A Pakistan-based hacker group, known as Transparent Tribe or APT36, has escalated its cyberattacks by shifting its primary focus from traditional government targets to India’s burgeoning startup ecosystem. This threat actor, active since 2013, is now employing a sophisticated malware called Crimson RAT to infiltrate Indian startups, particularly those involved in cybersecurity and intelligence services. Researchers uncovered this alarming trend after identifying suspicious files originating from India that contained startup-themed materials, indicating a deliberate campaign against this vital sector.
The new offensive by Transparent Tribe marks a significant pivot in its operational strategy. Previously, their operations were largely directed at defense organizations and educational institutions within India. However, this latest campaign specifically targets individuals associated with startups that provide security solutions to law enforcement agencies, suggesting an attempt to disrupt or extract sensitive information from India’s evolving tech landscape. The group has been observed using meticulously crafted fake emails containing malicious files, cleverly disguised as legitimate documents, to ensnare unsuspecting victims.

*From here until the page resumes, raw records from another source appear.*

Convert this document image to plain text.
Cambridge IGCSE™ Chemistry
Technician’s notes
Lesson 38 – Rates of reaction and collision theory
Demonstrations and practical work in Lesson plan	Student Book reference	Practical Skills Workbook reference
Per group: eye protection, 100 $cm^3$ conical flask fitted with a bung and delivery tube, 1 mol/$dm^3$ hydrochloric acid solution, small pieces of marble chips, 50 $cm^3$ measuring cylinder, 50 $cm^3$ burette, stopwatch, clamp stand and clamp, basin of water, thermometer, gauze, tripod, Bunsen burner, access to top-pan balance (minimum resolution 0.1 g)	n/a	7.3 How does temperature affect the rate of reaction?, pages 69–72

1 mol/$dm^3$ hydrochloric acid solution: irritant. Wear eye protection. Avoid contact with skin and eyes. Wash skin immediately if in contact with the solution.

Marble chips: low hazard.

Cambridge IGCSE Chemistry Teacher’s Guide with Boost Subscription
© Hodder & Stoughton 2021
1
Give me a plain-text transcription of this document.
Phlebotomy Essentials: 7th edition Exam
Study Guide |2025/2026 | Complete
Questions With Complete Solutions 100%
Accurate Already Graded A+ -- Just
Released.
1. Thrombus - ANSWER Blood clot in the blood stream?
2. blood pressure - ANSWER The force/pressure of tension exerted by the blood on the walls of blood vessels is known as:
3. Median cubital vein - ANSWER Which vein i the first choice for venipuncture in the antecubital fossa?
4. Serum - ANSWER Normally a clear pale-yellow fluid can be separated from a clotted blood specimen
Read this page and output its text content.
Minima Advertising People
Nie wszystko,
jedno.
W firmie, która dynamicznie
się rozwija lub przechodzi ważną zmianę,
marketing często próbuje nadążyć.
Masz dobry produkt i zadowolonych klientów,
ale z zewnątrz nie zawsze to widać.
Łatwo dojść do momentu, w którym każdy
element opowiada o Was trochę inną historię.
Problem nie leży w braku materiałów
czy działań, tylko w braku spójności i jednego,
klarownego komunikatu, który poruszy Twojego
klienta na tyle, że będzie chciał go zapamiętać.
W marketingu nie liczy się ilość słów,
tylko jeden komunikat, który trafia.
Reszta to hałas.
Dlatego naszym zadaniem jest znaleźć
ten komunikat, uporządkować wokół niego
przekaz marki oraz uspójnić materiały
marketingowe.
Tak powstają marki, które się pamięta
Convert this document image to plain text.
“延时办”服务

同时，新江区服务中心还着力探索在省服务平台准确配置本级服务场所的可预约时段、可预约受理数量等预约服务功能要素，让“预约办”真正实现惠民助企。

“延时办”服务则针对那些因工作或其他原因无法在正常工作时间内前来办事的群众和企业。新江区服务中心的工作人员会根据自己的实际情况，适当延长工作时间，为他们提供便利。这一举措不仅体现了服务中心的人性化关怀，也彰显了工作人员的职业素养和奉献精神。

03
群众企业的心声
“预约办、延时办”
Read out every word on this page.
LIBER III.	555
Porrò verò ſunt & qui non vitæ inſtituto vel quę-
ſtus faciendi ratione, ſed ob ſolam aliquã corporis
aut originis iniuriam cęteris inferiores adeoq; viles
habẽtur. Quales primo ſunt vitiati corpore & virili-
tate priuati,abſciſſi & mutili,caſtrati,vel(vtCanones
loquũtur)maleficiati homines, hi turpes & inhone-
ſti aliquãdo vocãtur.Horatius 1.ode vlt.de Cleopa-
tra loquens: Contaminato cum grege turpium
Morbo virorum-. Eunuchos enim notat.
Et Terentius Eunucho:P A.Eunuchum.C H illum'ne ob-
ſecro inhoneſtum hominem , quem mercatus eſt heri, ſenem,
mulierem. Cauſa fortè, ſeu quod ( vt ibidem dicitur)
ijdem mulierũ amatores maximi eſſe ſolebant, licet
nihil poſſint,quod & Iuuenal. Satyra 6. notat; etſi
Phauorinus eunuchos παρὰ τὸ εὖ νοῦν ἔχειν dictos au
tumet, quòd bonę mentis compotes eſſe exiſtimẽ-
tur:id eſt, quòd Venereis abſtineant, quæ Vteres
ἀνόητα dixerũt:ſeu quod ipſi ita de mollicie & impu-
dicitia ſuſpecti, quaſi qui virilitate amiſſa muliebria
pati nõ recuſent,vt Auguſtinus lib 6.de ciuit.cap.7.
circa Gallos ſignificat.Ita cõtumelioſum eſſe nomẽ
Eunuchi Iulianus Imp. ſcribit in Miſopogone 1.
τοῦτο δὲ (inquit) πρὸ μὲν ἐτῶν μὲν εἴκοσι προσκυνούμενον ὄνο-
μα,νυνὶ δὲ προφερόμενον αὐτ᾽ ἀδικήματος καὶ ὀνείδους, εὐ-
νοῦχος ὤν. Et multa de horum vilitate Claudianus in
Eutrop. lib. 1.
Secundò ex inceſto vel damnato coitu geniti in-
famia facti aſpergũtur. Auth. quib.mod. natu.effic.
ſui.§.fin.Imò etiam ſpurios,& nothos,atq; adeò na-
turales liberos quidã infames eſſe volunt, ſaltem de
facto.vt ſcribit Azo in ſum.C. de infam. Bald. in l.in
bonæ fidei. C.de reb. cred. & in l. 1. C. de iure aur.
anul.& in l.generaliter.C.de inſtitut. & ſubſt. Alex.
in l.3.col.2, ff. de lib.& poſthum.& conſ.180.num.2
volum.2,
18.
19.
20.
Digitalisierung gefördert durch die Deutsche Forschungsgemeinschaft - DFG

Transparent Tribe Targets India’s Startup Ecosystem with Crimson RAT
According to Acronis researchers, the initial entry vector for this attack campaign involves ISO container files delivered via email. When a recipient opens a file that appears to be a standard Excel spreadsheet, a concealed chain of commands is activated. This chain silently installs the Crimson RAT malware onto the victim’s computer, granting the attackers the ability to remotely monitor screens, record audio, exfiltrate files, and gain unauthorized control over infected systems without the user’s knowledge.
The infection process begins with the receipt of an email containing a file named “MeetBisht.iso.” This ISO file acts as a container for the malicious payload. Inside, users will find a shortcut file disguised to look like an Excel document. Alongside this decoy is a hidden folder that houses three crucial components: a decoy document intended to further distract the victim, a batch script responsible for orchestrating the execution of the attack, and the actual Crimson RAT payload, which is presented as an Excel executable file.
Upon activation by the victim, the malicious shortcut initiates the batch script. This script undertakes a dual action: it simultaneously presents the fake Excel file to the user, maintaining the illusion of a legitimate document, while covertly copying the malware to the computer’s system folders. To circumvent security measures, the script leverages PowerShell commands to suppress common security warnings that would typically alert users to suspicious file activity. Subsequently, it creates a hard-linked executable file with a randomly generated name within the user’s application data folder. The malware is then launched from this seemingly legitimate location, enhancing its stealth capabilities.
The Crimson RAT payload itself is engineered with advanced evasion techniques to avoid detection. A key tactic involves artificially inflating the malware file’s size to approximately 34 megabytes through the inclusion of extraneous junk data. In reality, the malicious code itself occupies a much smaller footprint, ranging from only 80 to 150 kilobytes. This significant bloating is designed to bypass signature-based detection systems that rely on identifying known malware patterns. Furthermore, the malware’s code features extensively randomized function names, rendering in-depth analysis a considerably challenging undertaking for security researchers.
Communication between the infected systems and the command-and-control (C&C) servers is managed through custom TCP protocols. These communications occur on non-standard ports, including 18661, 20856, 26868, 29261, and 36628, which further aids in evading network-based intrusion detection systems that often monitor conventional ports.
Implications and Mitigation Strategies
The targeted shift by Transparent Tribe towards India’s startup ecosystem, particularly cybersecurity firms, raises concerns about the potential disruption of critical infrastructure and the theft of sensitive intellectual property. As these startups are often at the forefront of developing new security solutions, gaining access to their networks could provide attackers with invaluable insights into emerging vulnerabilities and defensive strategies.
Organizations operating within or interacting with India’s startup sector are urged to implement robust security measures. This includes strengthening email filtering protocols to block ISO and container-based attachments from unknown or untrusted sources. Regular, comprehensive security awareness training for employees is paramount to help them identify and avoid sophisticated social engineering tactics used by threat actors like Transparent Tribe. The deployment of advanced endpoint detection and response (EDR) solutions can be instrumental in detecting suspicious PowerShell activity and unauthorized file modifications.
Furthermore, continuous network monitoring is essential to flag unusual outbound connections to non-standard ports, which are indicative of malware communication. Staying abreast of updated threat intelligence feeds is crucial for maintaining protection against known command-and-control servers associated with Transparent Tribe campaigns. Proactive defense strategies are key in mitigating the risks posed by this evolving threat landscape.